Damn—under all the flash and glamor, the diva had an awfully vulnerable side.
And she may have slept with Nick, but she couldn’t have known Amber had any claim to him. Last they all met, Amber still had a fiancé—and Nick clearly didn’t take time to update her before inviting her to bed.
Amber waved her over. “Might as well join me.”
Ruby hesitated a moment, glancing at the shredded leaves on the branch in Amber’s hands. She raised one perfectly-groomed black eyebrow. “Whoa. What’d that tree ever do to you?”
Amber looked down at the tattered mess she was holding. What should she say? Just taking out my frustrations about my best friend screwing both of us within 24 hours?
“It killed my father,” she said instead, in her best Inigo Montoya imitation. “It had to die.”
Ruby actually laughed at that, and ambled the last few feet closer. She propped her notorious derriere against the fence at Amber’s side, and they stayed there in silence while Ruby gazed around, taking in the picturesque sight of green garbage bins and storage sheds and the rack of black solar panels hidden back here.
“Mierda,” she said after a bit. “This feels like hanging behind the bleachers in high school.
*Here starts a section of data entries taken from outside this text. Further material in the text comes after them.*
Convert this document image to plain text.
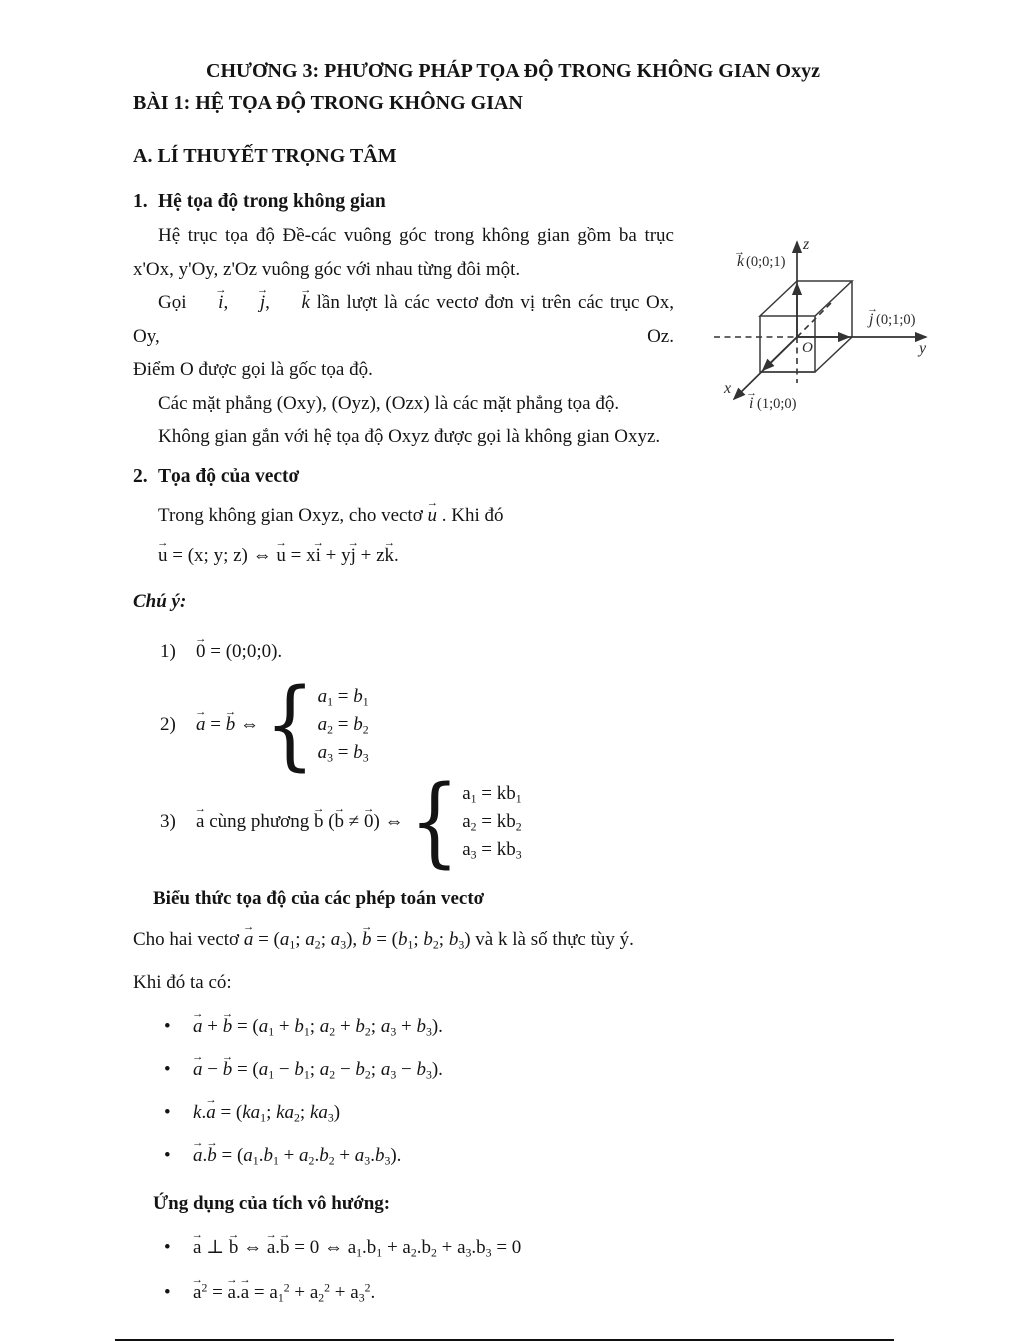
CHƯƠNG 3: PHƯƠNG PHÁP TỌA ĐỘ TRONG KHÔNG GIAN Oxyz
BÀI 1: HỆ TỌA ĐỘ TRONG KHÔNG GIAN
A. LÍ THUYẾT TRỌNG TÂM
1. Hệ tọa độ trong không gian
Hệ trục tọa độ Đề-các vuông góc trong không gian gồm ba trục
x'Ox, y'Oy, z'Oz vuông góc với nhau từng đôi một.
Gọi
→
i,
→
j,
→
k lần lượt là các vectơ đơn vị trên các trục Ox, Oy, Oz.
Điểm O được gọi là gốc tọa độ.
Các mặt phẳng (Oxy), (Oyz), (Ozx) là các mặt phẳng tọa độ.
Không gian gắn với hệ tọa độ Oxyz được gọi là không gian Oxyz.
z
y
x
O
k
→
(0;0;1)
j
→
(0;1;0)
i
→
(1;0;0)
2. Tọa độ của vectơ
Trong không gian Oxyz, cho vectơ
→
u . Khi đó
→
u = (x; y; z) ⇔
→
u = x
→
i + y
→
j + z
→
k.
Chú ý:
1)
→
0 = (0;0;0).
2)
→
a =
→
b ⇔ { $a_1 = b_1$
$a_2 = b_2$
$a_3 = b_3$
3)
→
a cùng phương
→
b (
→
b ≠
→
0) ⇔ { $a_1 = kb_1$
$a_2 = kb_2$
$a_3 = kb_3$
Biểu thức tọa độ của các phép toán vectơ
Cho hai vectơ
→
$a = (a_1$; $a_2$; $a_3$),
→
$b = (b_1$; $b_2$; $b_3$) và k là số thực tùy ý.
Khi đó ta có:
• →
a +
→
$b = (a_1 + b_1$; $a_2 + b_2$; $a_3 + b_3$).
• →
a −
→
$b = (a_1 - b_1$; $a_2 - b_2$; $a_3 - b_3$).
• k.
→
$a = (ka_1$; $ka_2$; $ka_3$)
• →
a.
→
$b = (a_1.b_1 + a_2.b_2 + a_3.b_3)$.
Ứng dụng của tích vô hướng:
• →
a ⊥
→
b ⇔
→
a.
→
b = 0 ⇔ $a_1.b_1 + a_2.b_2 + a_3.b_3 = 0$
• →
$a^2$ =
→
a.
→
$a = a_1^2 + a_2^2 + a_3^2$.
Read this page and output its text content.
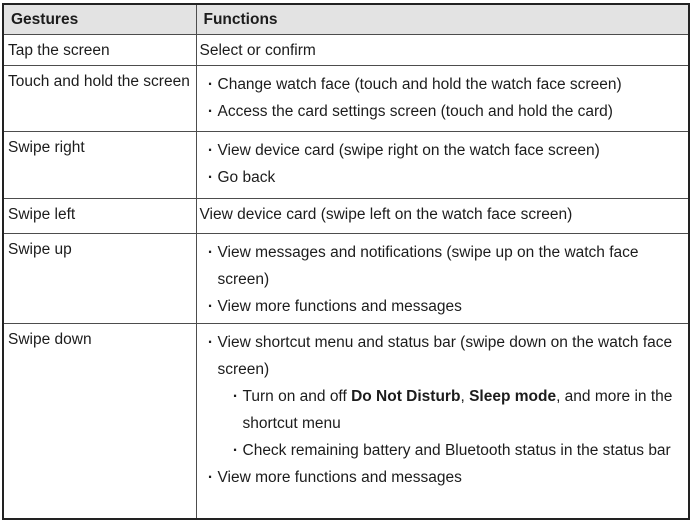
Gestures	Functions
Tap the screen	Select or confirm
Touch and hold the screen	· Change watch face (touch and hold the watch face screen)
· Access the card settings screen (touch and hold the card)

Swipe right	· View device card (swipe right on the watch face screen)
· Go back

Swipe left	View device card (swipe left on the watch face screen)
Swipe up	· View messages and notifications (swipe up on the watch face screen)
· View more functions and messages

Swipe down	· View shortcut menu and status bar (swipe down on the watch face screen)
· Turn on and off Do Not Disturb, Sleep mode, and more in the shortcut menu
· Check remaining battery and Bluetooth status in the status bar
· View more functions and messages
Like when everybody snuck off from History class, you know?”
Amber couldn’t help smiling at the idea of Ruby Torres ever doing something as mundane as cutting class. “It was Chemistry for me,” she admitted. “I always liked History.”
“Figures. You like stories,” said Ruby, glancing over. “You went to college and everything, right?”
“Yeah. Oberlin. With Nick, actually.” She hoped her voice didn’t hitch too obviously when she spoke his name.
“That’s awesome,” Ruby said softly. “I always wish I’d gotten to go.”
And damn. Ruby’s face looked so wistful, it was hard not to feel for her.
“Well,” said Amber, “you started making movies young.”
Ruby gave her hair a restless shake. “Yeah. Real young. And I wouldn’t have had the money to go anyway if I didn’t make the movies.” The set of her jaw was tight. “Geez, right now, I wish I’d never quit smoking. Situations like this are why cigarettes were invented.”
Somebody had been making life tough for Ruby, too, apparently.
Nick, probably.
Not something Amber really wanted to discuss, but
it seemed churlish not to ask. “What situation is that?”
Ruby shrugged. “It’s complicated.” She let her hair slide forward to curtain her face, apparently finding something fascinating to stare at in the row of garbage bins. “How ‘bout you? What’s got you hiding out back here in the boondocks?”
“Also complicated.” She let her mangled bit of branch fall to the ground.
“Yeah,” said Ruby. “Life’s like that, right?” She leaned back her head and stared up at the clouds. “I seriously do want a cigarette. Got one on you, by any chance?”
“Sorry. Non-smoker.”
“That figures.” Ruby’s red lips quirked. “You seem like the wholesome type.”
Wholesome. Same word Nick had used for her. Who did everybody think she was, Anne of Green Gables? She was the director of Junkyard Baby, for pity’s sake—the New York Times called her work “gritty” and “unflinching.” And “darkly hilarious,” too. That had always been her favorite part.
Ruby shifted her weight against the fence. “Guess you don’t have a flask, either?” She didn’t sound too hopeful.
Hell. “Not on me,” Amber said, feeling any claim to hipness draining rapidly away. “Trust me, booze is mother’s milk on indie shoots. But Wild Mountain National Park is really strict about prohibiting it.”
Ruby raised her eyebrows again. “What, you couldn’t smuggle in a case of beer?”
“I couldn’t risk losing my filming permit.”
“Gotcha,” said Ruby, and gave her tongue a click, and Amber could swear she could hear her thinking, goody-goody.
A little pang went through her chest. Oh, God, was that the real issue with Nick after all—did he think she was too wholesome, too much of a Good Girl for a Bad Boy like him? Did he think she’d bore him quickly? That she had what it took to be a friend, but not to be a lover?
She felt a little dizzy. The smell of her junior high gym during school dances came back in a rush—anxious sweat and strawberry lip gloss and Binaca—along with a very old and long-unfamiliar sense of insecurity.
Ruby Torres was definitely messing with her mojo.
Amber gave herself a shake. No. She wasn’t boring. Nick never seemed bored with her—not when they were working on a film, and not when they in bed either.